Годы после аварии на Чернобыльской АЭС ушли на разработку моделей оказания психологической помощи пострадавшим при экологических катастрофах. Созданы службы, кабинеты, центры, где специалисты оказывают профессиональную помощь людям, оказавшимся в критической ситуации. Инициированы исследования психологических последствий техногенных катастроф, изучаются стратегии, с помощью которых человек способен преодолеть тяжелейшие жизненные ситуации. Окрепла школа кризисной психологии, подготовлены специалисты, готовые оказать специальную помощь, апробированы программы психологического сопровождения пострадавших.
В детстве у Тони психолога не было. Были родители, воспитатели, вожатые, учителя, друзья, помогавшие справляться в меру возможностей. И был собственный внутренний ресурс, свои способы преодолевать случившееся. Несмотря на пережитые трудности, её жизненный сценарий позитивный.
Через 28 лет после весны 1986 года в кабинете психолога Антонина вспоминала и говорила о том, что причиняло боль. О чувстве незащищенности, неуверенности в будущем, об ощущении себя «вырванным растением», о беспокойстве за здоровье, об обидах. Касаясь тяжёлых переживаний в сопровождении специалиста, Антонина совершала серьёзную психологическую работу, чтобы превратить обиды в воспоминания, факт биографии, о котором можно говорить спокойно и не возвращаться навязчиво в тревожных мыслях.

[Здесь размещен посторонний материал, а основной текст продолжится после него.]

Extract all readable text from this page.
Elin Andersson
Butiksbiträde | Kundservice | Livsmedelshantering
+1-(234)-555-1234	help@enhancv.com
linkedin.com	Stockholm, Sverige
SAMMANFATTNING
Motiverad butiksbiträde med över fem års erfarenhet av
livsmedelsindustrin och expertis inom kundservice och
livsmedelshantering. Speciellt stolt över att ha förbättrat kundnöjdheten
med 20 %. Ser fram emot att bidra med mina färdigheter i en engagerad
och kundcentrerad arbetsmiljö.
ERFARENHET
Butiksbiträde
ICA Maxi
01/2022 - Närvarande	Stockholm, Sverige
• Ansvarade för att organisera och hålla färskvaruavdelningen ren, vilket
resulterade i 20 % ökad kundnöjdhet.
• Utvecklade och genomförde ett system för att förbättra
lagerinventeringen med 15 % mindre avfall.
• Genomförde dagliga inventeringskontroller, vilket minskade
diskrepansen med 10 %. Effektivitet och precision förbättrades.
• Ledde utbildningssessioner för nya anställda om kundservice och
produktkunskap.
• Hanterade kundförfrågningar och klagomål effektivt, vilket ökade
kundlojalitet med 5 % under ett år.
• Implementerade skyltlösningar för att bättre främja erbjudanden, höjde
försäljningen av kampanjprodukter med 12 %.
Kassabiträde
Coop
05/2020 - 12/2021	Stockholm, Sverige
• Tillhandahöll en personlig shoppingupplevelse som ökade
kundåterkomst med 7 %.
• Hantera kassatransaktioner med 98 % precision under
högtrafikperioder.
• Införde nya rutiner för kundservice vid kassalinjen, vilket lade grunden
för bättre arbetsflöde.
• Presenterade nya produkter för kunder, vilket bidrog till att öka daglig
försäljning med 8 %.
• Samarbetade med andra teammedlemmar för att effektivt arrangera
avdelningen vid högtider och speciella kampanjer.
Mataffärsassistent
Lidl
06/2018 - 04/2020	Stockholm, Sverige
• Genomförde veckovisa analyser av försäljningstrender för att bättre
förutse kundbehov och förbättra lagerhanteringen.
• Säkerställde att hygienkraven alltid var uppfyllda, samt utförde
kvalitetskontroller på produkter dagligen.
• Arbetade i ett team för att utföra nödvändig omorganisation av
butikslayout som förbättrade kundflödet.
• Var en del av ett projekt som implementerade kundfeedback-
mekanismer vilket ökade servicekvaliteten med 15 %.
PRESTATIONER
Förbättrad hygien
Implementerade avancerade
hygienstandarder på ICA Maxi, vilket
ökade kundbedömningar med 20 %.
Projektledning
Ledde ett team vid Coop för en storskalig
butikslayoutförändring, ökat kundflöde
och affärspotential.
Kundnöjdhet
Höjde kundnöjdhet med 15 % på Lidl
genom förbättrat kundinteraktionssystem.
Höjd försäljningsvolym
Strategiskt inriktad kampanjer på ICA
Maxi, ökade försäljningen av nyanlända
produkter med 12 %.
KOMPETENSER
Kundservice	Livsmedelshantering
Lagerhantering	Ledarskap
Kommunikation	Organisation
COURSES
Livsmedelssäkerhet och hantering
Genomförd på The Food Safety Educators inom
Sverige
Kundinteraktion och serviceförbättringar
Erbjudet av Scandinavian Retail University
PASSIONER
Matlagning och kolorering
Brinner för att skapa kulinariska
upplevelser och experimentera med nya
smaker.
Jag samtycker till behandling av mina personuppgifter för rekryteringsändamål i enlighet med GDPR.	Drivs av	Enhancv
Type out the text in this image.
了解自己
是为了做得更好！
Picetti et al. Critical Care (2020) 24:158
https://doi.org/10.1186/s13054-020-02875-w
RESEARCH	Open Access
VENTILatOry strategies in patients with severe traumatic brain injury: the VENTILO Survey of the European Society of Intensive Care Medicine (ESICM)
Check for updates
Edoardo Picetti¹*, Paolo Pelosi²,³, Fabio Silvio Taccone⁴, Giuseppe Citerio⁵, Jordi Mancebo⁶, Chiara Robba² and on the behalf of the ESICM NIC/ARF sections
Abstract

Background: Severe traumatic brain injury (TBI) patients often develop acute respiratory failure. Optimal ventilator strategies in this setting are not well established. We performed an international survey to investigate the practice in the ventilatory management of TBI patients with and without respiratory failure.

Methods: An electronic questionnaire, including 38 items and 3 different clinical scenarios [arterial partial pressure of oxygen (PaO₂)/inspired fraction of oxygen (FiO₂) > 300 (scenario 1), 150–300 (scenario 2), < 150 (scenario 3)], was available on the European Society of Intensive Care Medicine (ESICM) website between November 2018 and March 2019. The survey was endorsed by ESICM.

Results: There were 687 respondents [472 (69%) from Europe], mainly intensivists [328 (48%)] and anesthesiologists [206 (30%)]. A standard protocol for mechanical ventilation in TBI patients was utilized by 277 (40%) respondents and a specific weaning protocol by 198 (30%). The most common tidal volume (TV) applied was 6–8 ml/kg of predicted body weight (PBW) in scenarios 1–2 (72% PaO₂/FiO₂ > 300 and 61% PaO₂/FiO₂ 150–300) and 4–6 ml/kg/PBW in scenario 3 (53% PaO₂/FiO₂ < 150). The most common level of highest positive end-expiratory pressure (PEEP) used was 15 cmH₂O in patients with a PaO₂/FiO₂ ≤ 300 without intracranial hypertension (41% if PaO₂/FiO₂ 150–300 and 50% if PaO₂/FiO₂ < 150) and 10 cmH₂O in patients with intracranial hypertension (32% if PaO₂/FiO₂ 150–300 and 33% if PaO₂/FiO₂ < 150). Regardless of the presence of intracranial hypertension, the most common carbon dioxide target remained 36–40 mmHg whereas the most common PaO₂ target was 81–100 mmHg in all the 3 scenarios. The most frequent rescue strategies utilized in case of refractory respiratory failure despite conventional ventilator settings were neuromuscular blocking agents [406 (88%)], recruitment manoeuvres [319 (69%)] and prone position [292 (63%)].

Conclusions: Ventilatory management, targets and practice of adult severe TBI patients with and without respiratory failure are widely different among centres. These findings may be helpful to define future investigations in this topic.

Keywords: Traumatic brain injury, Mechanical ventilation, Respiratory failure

У психологических травм нет срока давности. К годовщине аварии на Чернобыльской АЭС запланированы памятные мероприятия, информационные проекты, акции. В информационном поле непременно увеличится количество тематических материалов. В этой ситуации люди, кого непосредственно коснулись события того времени, могут распознавать у себя переживания, реакции и симптомы, подсказывающие, что переработка травмирующего опыта не закончилась. В этом случае стоит обратиться за психологической помощью.
Компетентно
Негативные социально-психологические последствия аварии отмечались в исследовательских работах, проводимых как в 1990-х годах, так и позднее. Например, значительная часть пострадавших отмечала, что их жизнь и жизнь их детей после аварии изменилась к худшему. Исследования жизненных прогнозов подростков и старшеклассников показали, что травмирующие последствия постчернобыльской ситуации проявлялись в симптомах «укороченного будущего», в наличии неопределённых жизненных планов, в избегании ситуаций, связанных с необходимостью выстраивать жизненные прогнозы. Во многих случаях жизненная перспектива юных респондентов была окрашена негативно: болезни, смерть, ожидание новых катастроф.
В ряду психологических проблем специалисты Беларуси и соседних стран называют укоренившуюся модель поведения, характеризующуюся повышенным вниманием к любому отклонению в состоянии здоровья, восприятием себя неспособным изменить текущую ситуацию, социальным безразличием, безынициативностью, плохой адаптацией к новой среде и ожиданием внешней поддержки — так называемый синдром жертвы.
Настроения угнетённости и зависимости в пострадавших районах обозначаются, в том числе, как следствие проводимой политики социальной защиты. Система пособий для пострадавших привела к возникновению надежд на долгосрочную прямую финансовую поддержку и привилегии, подорвала способность отдельных людей и общин решать собственные экономические и социальные проблемы.
Авария на Чернобыльской АЭС явилась травматическим событием, вызвавшим негативные эмоциональные состояния различной продолжительности и интенсивности у жителей загрязнённых территорий. Испытанное сильнейшее напряжение, стресс, тревога за жизнь и здоровье, растерянность и страх, ощущение беспомощности, невосполнимости потерь, резко изменили жизнь многих людей. Катастрофа не закончилась апрелем 1986 года. Об отдалённых социально-психологических последствиях актуально говорить как пять, так и тридцать лет спустя.